Thu Sep 12 00:00:01 UTC 2024: ## China’s Fiscal Tug-of-War: Beijing Pushes for Demand-Side Stimulus, Provinces Resist

**BEIJING** – China’s central government is taking a bold step towards boosting the flagging economy by shifting its focus from infrastructure investment to directly stimulating demand, a departure from traditional policy. However, this move is facing strong resistance from cash-strapped provincial authorities, creating a potential fiscal tug-of-war with serious consequences for China’s growth prospects.

Beijing has allocated a significant portion of proceeds from special sovereign bond sales to subsidize households and companies buying new equipment, a novel approach aimed at directly increasing consumption. This contrasts with the previous focus on infrastructure spending, often driven by provincial governments.

While economists applaud this demand-side shift, they warn that it might be insufficient to counter the tightening measures being implemented at the local level. Provinces are struggling under the weight of accumulated debt and the economic slowdown, leading them to scale back spending and even impose harsh measures on businesses.
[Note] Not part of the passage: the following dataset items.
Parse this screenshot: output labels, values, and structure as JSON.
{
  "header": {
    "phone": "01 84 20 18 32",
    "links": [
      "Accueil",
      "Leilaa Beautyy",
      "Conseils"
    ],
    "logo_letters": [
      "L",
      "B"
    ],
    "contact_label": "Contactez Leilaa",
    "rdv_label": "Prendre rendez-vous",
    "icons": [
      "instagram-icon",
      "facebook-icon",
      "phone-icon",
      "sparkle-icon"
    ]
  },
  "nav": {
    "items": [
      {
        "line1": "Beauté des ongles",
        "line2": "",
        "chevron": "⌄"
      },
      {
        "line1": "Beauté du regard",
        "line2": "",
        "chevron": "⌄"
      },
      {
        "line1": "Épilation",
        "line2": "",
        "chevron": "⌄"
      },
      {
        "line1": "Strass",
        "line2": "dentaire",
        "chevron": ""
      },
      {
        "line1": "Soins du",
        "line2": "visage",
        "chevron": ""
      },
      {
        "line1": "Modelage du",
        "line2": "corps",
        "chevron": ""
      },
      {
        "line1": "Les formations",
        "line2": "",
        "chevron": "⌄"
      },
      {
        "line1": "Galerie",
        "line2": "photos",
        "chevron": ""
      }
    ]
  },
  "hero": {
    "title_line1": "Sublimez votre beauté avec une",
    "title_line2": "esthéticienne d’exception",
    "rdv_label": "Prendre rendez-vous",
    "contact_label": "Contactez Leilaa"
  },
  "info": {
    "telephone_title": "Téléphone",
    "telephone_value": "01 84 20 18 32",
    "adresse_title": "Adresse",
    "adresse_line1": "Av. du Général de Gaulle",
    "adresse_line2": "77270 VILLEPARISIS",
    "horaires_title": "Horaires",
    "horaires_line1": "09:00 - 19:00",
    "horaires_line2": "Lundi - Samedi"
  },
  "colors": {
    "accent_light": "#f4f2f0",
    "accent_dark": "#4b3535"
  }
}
This could trigger a vicious cycle of declining revenues and tighter tax collection, further undermining economic confidence and growth.

“A fiscal-confidence spiral could be a major risk looming ahead,” warn economists at Citigroup, highlighting the potential for a negative feedback loop.

The situation highlights the complexity of China’s economic management. While Beijing aims to stimulate demand and support economic growth, local governments are forced to prioritize debt reduction, potentially creating a drag on overall activity. This tension could further complicate efforts to achieve the government’s target growth rate of around 5%.

Despite these challenges, Beijing remains committed to supporting the economy through targeted measures. Recent initiatives include doubling subsidies for new-car buyers, particularly electric vehicles, which have shown an immediate positive impact on demand.

However, economists argue that long-term solutions require a more sustainable approach, including strengthening social safety nets, improving public services for migrant workers, and encouraging childbirth with financial aid to counter the shrinking population.

Ultimately, the success of China’s economic recovery hinges on the ability of Beijing to strike a balance between stimulating demand, managing local government debt, and ensuring financial stability. The coming months will be crucial in determining whether this delicate equilibrium can be achieved.